UPS. If the power goes out in your building, are your computers protected by an uninterruptible power supply? If you use laptops, the battery provides a built-in backup for power failures, but desktops can be vulnerable. I admit that this has been on my “to do” list for a long time. But we have been spoiled with good electric service.
Viruses. Last year I switched from Norton AntiVirus to McAfee (http://www.mcafee.com/us/) after Norton started acting like a virus itself. Every day, on every computer, I scan for viruses and update the anti-virus software. McAfee is not perfect (too many URLs, updates are non-intuitive, requires IE for some features to work), but it will do.
Wireless Networks. If you are using a wireless network at work, make sure the network is not wide-open. Unprotected networks can be used by neighbor or hacked into. Change the password from something other than the default password, turn on WEP encryption, and turn of the service set identifier (SSID) so you are at least no broadcasting the name of your network to the world.
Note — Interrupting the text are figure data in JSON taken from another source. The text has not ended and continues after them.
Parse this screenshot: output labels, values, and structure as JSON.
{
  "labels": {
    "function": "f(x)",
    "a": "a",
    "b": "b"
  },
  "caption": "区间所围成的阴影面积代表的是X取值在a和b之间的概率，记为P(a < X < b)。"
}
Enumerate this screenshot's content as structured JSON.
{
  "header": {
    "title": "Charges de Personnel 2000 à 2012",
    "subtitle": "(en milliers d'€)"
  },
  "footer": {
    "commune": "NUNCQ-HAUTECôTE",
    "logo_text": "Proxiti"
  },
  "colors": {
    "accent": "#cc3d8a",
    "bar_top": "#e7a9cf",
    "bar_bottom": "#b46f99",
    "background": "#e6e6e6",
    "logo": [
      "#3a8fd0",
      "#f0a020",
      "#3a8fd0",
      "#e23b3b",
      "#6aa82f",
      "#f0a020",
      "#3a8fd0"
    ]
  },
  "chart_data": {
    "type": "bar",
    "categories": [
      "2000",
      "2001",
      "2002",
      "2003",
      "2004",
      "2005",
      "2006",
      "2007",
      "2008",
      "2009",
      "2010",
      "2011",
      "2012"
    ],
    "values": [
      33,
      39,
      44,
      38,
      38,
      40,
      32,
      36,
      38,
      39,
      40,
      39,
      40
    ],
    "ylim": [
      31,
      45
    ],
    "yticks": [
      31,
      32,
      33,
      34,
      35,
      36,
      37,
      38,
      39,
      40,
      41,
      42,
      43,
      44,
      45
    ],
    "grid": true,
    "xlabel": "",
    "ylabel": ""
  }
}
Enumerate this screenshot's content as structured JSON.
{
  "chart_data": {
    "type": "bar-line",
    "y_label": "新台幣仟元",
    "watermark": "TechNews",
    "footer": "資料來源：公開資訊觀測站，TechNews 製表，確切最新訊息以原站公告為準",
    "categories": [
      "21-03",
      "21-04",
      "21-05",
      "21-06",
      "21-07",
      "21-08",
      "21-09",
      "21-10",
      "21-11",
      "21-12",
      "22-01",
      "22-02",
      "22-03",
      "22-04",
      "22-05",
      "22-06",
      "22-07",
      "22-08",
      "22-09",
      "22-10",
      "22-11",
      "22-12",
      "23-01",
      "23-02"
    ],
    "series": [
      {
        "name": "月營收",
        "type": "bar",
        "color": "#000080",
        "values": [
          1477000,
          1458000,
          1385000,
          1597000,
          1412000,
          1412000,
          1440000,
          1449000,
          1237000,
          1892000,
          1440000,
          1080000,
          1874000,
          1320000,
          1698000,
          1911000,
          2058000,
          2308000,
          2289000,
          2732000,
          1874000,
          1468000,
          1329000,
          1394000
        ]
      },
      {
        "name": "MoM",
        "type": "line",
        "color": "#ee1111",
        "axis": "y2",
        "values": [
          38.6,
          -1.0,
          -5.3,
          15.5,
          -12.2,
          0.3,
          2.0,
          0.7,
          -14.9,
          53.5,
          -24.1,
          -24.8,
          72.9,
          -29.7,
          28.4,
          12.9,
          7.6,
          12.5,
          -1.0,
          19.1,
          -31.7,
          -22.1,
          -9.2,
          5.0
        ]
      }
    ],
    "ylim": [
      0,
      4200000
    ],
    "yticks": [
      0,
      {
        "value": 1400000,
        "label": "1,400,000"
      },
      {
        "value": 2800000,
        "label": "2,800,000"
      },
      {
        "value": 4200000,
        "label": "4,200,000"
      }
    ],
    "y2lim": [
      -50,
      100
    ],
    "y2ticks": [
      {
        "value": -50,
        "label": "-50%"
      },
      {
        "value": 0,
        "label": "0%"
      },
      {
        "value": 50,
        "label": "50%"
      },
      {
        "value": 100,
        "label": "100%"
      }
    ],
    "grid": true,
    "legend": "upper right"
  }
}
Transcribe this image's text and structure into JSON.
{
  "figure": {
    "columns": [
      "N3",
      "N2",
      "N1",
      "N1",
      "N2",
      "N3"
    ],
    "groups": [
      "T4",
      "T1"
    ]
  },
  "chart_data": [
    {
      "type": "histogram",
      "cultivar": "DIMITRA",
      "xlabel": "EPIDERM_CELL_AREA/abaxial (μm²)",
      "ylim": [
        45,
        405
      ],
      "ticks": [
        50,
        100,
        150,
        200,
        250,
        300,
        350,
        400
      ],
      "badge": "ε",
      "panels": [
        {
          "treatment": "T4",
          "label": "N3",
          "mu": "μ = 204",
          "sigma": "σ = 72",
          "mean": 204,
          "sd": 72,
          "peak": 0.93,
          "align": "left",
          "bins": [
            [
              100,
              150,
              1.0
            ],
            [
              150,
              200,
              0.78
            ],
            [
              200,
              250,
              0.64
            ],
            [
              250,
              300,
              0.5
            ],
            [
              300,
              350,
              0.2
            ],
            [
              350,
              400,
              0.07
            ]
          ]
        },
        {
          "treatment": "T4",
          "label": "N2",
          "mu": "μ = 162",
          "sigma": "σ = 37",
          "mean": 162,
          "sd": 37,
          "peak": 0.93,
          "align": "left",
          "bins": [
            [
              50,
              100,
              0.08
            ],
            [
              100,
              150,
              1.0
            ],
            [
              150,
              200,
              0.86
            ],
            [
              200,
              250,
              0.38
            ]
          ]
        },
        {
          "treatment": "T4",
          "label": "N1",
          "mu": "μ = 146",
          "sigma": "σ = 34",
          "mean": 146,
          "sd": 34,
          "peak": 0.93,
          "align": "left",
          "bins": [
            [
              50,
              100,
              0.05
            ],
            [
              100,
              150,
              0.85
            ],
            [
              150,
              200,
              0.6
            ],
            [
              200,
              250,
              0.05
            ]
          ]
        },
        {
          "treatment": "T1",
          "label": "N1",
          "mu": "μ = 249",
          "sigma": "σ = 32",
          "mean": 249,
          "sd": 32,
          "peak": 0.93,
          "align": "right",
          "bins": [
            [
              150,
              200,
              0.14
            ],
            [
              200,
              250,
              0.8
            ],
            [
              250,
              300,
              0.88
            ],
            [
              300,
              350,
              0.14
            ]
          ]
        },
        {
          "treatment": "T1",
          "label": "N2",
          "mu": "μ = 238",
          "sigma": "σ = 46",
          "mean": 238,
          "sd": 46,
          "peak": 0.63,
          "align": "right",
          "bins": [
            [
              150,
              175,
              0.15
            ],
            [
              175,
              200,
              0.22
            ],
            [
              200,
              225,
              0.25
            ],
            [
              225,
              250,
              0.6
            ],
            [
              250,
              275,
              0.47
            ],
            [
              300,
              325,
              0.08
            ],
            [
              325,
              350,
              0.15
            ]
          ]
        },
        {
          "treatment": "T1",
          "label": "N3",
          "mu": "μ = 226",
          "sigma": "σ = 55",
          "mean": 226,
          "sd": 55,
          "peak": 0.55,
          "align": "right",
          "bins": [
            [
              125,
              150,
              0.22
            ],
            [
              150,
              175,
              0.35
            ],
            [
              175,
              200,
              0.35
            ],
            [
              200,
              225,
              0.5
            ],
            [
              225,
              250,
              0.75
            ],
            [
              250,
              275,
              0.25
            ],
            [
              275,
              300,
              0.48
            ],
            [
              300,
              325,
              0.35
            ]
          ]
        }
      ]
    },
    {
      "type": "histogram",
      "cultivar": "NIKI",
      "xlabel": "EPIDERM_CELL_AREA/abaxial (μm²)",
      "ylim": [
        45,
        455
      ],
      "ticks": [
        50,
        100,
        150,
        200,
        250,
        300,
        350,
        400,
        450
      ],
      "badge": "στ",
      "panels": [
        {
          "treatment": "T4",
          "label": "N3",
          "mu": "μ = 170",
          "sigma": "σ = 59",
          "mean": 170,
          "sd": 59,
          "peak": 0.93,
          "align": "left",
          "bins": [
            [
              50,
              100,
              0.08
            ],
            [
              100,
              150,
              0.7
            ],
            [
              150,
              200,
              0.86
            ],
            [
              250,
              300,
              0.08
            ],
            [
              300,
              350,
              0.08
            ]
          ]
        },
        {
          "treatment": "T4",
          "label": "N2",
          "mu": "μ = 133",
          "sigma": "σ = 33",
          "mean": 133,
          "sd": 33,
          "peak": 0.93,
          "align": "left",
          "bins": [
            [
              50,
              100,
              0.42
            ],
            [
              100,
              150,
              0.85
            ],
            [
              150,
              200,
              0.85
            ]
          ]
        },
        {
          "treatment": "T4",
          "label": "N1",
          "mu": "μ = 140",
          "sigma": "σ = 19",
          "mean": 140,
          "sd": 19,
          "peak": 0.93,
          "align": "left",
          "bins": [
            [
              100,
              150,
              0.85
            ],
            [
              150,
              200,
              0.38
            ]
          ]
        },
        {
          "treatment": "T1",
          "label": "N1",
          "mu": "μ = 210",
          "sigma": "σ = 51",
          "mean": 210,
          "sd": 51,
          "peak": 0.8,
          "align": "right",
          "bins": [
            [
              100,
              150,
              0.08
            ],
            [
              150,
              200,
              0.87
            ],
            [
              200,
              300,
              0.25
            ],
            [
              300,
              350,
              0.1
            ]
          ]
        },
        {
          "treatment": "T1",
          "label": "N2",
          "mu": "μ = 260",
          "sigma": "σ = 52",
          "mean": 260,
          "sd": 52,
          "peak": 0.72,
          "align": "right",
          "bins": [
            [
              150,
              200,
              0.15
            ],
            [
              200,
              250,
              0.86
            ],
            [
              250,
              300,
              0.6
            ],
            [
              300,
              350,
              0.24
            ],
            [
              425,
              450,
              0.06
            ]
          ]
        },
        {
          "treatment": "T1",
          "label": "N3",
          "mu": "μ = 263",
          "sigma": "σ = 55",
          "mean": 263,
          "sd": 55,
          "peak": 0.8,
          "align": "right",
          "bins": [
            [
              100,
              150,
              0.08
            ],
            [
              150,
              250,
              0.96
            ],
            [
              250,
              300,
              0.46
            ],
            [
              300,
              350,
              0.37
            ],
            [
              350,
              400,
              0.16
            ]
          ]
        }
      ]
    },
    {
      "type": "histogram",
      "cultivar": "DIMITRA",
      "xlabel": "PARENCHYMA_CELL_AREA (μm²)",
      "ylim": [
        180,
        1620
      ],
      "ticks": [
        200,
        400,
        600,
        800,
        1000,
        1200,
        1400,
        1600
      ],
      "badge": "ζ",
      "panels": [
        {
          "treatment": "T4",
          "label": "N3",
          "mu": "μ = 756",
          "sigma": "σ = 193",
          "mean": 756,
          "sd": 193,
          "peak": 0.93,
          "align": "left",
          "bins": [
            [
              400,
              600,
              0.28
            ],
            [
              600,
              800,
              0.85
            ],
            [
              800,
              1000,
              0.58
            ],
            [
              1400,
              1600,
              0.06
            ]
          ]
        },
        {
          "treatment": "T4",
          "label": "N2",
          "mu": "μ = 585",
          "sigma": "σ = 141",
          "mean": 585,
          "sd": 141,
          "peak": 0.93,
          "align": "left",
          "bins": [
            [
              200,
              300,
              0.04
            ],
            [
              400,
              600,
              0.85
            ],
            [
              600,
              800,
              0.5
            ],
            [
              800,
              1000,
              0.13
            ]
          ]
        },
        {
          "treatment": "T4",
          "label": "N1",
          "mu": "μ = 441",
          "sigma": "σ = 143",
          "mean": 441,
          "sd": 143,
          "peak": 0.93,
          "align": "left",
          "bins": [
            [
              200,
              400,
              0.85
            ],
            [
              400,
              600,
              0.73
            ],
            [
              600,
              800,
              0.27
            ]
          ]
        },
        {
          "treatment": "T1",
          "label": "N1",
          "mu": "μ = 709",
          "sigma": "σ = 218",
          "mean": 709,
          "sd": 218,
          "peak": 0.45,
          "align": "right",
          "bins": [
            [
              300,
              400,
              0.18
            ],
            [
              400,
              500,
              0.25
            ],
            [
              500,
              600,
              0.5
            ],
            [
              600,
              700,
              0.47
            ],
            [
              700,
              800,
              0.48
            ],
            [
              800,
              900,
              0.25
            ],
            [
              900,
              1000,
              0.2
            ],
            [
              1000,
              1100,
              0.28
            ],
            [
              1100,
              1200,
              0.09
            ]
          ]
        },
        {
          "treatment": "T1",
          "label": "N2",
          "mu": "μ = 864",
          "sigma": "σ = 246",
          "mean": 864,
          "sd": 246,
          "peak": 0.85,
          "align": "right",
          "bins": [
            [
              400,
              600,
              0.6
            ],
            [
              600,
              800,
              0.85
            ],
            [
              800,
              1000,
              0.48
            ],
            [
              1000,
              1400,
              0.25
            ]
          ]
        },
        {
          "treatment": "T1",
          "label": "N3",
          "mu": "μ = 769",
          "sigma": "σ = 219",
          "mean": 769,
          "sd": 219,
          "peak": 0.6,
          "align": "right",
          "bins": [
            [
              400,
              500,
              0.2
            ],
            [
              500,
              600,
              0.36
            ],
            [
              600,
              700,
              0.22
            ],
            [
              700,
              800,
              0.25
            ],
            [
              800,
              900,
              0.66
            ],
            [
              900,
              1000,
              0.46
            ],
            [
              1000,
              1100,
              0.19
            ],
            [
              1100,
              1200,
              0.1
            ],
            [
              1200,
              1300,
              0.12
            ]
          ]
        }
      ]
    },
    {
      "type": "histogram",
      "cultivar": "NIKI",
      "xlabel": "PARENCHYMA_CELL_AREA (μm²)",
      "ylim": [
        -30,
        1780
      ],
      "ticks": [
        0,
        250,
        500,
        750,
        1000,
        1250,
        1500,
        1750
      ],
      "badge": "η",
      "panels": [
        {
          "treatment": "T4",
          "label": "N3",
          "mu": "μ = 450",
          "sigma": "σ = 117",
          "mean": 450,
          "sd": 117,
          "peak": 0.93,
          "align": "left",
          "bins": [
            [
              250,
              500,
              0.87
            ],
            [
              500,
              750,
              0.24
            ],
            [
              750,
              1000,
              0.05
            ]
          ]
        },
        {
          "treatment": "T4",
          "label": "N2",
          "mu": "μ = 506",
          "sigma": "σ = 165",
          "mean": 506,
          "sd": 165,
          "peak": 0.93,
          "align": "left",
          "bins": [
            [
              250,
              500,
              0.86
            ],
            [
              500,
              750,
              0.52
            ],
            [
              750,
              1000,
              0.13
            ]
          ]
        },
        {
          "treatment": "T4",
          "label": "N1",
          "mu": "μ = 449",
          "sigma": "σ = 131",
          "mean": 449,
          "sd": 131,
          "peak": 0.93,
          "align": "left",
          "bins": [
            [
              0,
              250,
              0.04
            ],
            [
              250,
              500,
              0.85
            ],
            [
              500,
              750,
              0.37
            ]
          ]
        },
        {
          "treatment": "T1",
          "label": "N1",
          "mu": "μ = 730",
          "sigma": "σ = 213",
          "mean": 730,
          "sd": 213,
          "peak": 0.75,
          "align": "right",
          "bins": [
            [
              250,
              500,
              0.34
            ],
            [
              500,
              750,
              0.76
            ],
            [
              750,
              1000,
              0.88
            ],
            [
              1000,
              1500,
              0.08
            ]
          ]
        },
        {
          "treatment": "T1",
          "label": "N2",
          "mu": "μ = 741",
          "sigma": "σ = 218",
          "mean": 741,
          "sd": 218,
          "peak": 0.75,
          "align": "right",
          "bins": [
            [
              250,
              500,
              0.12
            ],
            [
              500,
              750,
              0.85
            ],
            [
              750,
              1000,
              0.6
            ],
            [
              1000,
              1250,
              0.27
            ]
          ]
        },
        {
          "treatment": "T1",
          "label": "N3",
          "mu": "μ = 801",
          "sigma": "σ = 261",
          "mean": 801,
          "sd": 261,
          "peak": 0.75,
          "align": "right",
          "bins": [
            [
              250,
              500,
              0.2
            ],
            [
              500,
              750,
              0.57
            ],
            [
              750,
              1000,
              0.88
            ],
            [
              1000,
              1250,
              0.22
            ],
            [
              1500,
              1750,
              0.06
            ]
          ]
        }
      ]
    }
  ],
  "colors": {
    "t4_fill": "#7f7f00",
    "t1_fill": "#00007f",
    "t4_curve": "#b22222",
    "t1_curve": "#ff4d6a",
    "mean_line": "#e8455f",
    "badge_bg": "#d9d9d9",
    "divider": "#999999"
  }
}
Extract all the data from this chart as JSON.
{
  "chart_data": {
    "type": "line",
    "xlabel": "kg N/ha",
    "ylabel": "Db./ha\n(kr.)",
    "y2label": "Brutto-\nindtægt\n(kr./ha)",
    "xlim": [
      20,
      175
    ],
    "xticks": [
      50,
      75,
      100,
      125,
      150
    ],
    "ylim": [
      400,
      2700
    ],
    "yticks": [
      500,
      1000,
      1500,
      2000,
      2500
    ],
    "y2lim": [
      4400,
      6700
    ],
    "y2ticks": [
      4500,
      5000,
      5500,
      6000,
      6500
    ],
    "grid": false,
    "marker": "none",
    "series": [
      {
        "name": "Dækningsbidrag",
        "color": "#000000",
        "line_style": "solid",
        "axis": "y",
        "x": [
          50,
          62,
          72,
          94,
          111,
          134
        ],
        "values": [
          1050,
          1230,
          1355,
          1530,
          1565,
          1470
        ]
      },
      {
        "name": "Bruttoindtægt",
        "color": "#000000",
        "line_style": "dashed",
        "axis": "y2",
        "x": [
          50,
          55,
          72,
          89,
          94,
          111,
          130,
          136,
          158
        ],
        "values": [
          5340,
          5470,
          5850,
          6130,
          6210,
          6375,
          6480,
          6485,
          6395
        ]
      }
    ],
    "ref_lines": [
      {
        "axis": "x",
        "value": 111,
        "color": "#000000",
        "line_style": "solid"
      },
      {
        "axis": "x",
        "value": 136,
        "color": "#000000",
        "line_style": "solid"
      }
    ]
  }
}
XML. Do you care about your data? Are you storing your data in proprietary data formats? Or are you storing your data in future-friendly XML-based formats such as those used by OpenOffice (http://www.openoffice.org/), a free replacement for MS Office?
Y2K. Are you still using (or worse, buying) software whose vendor touts that it is Y2K-compliant? If so, time to upgrade.
Zombies. Zombies are computers that are infected with malware and are poised to strike at certain times. If you have zombie computers in your office, you’ve got problems that even an A-to-Z technology audit can’t fix.